Identify and Manage Cravings and Triggers

Learn how to handle your triggers and cravings

Honesty and self-awareness are a necessity when you're replacing bad habits with good ones. The fact that you're here right now shows that you have the desire to quit smoking, and that's huge! It may feel overwhelming, but just like everything you've learned in life so far, it breaks down to putting one foot in front of the other and repeating until it's second nature. Yes, it's tough in the beginning, but start by changing your mindset. Take a deep breath and focus on why you want to quit. Rather than looking at it as something you're "giving up," remind yourself of all the wonderful things you have to gain.  We’re here to help!

Let's start with common triggers and ways to manage the cravings.

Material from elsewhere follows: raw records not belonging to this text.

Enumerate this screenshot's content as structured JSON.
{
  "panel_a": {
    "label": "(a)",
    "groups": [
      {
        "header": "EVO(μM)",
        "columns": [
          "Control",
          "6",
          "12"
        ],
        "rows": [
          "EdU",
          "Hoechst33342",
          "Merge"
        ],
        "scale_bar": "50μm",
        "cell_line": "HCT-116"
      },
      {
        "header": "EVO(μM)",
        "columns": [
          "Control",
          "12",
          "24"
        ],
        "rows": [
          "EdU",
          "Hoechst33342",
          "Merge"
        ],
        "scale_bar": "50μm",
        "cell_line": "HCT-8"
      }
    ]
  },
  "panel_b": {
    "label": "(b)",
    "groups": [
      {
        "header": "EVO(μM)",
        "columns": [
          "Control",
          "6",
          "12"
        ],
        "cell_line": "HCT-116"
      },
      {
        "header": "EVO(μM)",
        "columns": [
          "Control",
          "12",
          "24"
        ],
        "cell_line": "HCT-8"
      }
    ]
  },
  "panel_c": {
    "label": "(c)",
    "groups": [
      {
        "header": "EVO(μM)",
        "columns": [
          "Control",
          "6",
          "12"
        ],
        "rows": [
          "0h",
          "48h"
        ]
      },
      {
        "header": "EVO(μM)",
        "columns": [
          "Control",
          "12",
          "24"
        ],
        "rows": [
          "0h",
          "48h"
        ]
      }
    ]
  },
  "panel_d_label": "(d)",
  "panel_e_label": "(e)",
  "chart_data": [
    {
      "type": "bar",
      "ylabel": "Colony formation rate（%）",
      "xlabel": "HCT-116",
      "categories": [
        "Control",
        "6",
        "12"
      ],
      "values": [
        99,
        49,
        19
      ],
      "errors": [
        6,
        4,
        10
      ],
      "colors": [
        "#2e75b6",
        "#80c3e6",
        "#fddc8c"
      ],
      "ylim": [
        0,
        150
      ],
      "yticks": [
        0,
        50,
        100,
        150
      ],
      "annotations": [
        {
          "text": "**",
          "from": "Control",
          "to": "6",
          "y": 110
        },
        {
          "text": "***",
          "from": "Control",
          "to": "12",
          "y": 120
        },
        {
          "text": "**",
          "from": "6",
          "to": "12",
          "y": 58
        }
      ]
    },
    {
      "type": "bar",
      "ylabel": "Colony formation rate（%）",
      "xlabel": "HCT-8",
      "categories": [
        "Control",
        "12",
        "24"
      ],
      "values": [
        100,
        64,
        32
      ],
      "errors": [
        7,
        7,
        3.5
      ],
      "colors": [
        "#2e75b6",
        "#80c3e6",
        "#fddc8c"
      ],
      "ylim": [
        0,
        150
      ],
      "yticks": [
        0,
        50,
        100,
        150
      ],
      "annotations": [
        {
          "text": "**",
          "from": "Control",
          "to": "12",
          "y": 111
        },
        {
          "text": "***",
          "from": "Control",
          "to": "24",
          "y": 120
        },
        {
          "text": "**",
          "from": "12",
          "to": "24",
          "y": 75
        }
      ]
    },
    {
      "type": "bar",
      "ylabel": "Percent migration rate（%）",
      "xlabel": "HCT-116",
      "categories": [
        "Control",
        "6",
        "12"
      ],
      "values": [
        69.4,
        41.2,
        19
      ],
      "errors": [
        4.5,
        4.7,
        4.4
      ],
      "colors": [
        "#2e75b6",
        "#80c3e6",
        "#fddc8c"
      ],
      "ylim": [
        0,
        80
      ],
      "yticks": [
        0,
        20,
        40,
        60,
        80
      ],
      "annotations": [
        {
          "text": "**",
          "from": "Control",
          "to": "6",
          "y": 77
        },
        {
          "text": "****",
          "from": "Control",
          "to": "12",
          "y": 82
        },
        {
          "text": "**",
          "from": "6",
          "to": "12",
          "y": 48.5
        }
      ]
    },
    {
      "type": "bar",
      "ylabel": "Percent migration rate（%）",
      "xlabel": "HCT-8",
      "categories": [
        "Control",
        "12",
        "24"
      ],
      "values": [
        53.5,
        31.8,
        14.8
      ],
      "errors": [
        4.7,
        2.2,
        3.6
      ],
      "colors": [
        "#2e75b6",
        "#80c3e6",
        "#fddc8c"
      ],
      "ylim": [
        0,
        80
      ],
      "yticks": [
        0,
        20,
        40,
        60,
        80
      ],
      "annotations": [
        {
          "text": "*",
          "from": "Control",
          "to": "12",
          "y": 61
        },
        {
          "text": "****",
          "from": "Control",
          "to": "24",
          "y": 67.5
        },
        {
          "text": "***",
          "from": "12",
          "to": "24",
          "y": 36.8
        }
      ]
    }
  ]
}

What are pattern triggers?
What are social triggers?
What are emotional triggers?

Pro Tips:

  • Keep a calendar at home, in the office, or wherever you need it most, and for every day that you don't smoke, you add the number of cigarettes you would have.  Each day, add that number to the day before.  If you smoke a pack a day, within one week, you will see actual proof of your good choices, which can help keep you positive!  20/40/60/80/100/120/140  That's 140 cigarettes not smoked, 700 minutes or 11.66 hours not wasted, $38.57 saved.  WOW!  Seeing this much progress accumulate over time will also give you the extra boost not to go back down to zero.
  • Write meaningful post-it notes to yourself and leave them in areas that may trigger you.  This could be as simple as a word or mantra “choose” “power” “strength” “breathe”
  • Write down all the things you DON'T like about smoking.  When you are feeling weak in a moment of craving, it can be a terrific reminder that smoking that cigarette won’t solve a thing.